Appearing on “Fox News Sunday,” McDaniel said it was “just unfair” to blame Republican rhetoric after an assailant attacked Pelosi at their San Francisco home. McDaniel pointed out that Democrats did little, if anything, to condemn a similarly violent attack when a man with a sharp object targeted New York GOP gubernatorial candidate Lee Zeldin, or an alleged assassination plot against conservative Supreme Court Justice Brett Kavanaugh.

“This is a deranged individual, you can’t say people saying, ‘let’s fire Pelosi’ or ‘let’s take back the House’ is saying ‘go do violence.’ It’s just unfair,” McDaniel said, responding to a Washington Post op-ed blaming Republican rhetoric for the attack.

“We all need to recognize, violence is up across the board. Lee Zeldin was attacked, we had an assassination attempt against Brett Kavanaugh, and Democrats didn’t repudiate that. Joe Biden didn’t talk about the assassination attempt against Brett Kavanaugh.”

“Of course, we wish Paul Pelosi a recovery,” she added. “We don’t like this at all across the board, we don’t want to see attacks on any politician, from any political background.”

Pelosi was allegedly attacked by the 42-year-old suspect at around 2:30 A.M. Friday morning. CNN reported that the man tried to tie Paul Pelosi up and repeatedly asked, “Where’s Nancy?” When the police arrived at the residence, the attacker said he was “waiting for Nancy,” the report said.

Democrats ranging from President Joe Biden to Rep. Eric Swalwell (D-CA) rushed to judgment blaming Republicans for the violence, as did media figures like MSNBC’s Andrea Mitchell.

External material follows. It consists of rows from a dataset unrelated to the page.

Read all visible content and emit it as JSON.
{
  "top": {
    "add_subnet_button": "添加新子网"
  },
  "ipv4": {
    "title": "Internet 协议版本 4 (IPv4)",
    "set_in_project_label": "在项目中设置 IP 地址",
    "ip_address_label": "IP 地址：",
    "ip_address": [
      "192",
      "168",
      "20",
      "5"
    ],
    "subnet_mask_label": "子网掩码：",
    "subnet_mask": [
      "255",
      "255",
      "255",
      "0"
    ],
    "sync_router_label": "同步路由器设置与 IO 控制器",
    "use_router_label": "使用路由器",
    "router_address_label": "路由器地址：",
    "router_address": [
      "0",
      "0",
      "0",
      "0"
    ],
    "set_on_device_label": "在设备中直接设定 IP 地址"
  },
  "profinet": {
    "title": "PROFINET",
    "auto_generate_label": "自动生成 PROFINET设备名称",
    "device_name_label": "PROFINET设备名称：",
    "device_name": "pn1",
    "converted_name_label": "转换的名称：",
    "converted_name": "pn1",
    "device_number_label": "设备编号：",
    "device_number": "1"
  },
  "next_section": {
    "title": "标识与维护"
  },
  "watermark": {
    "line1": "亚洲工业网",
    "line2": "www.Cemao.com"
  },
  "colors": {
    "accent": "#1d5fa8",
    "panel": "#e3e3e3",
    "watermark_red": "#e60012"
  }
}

But journalist Michael Shellenberger wrote in an exposé on his Substack newsletter that claimed the suspect lived with a nudist in a homeless encampment in Berkeley; he was described by neighbors as a “homeless addict with a politics that was, until recently, left-wing, but of secondary importance to his psychotic and paranoid behavior,” Shellenberger wrote.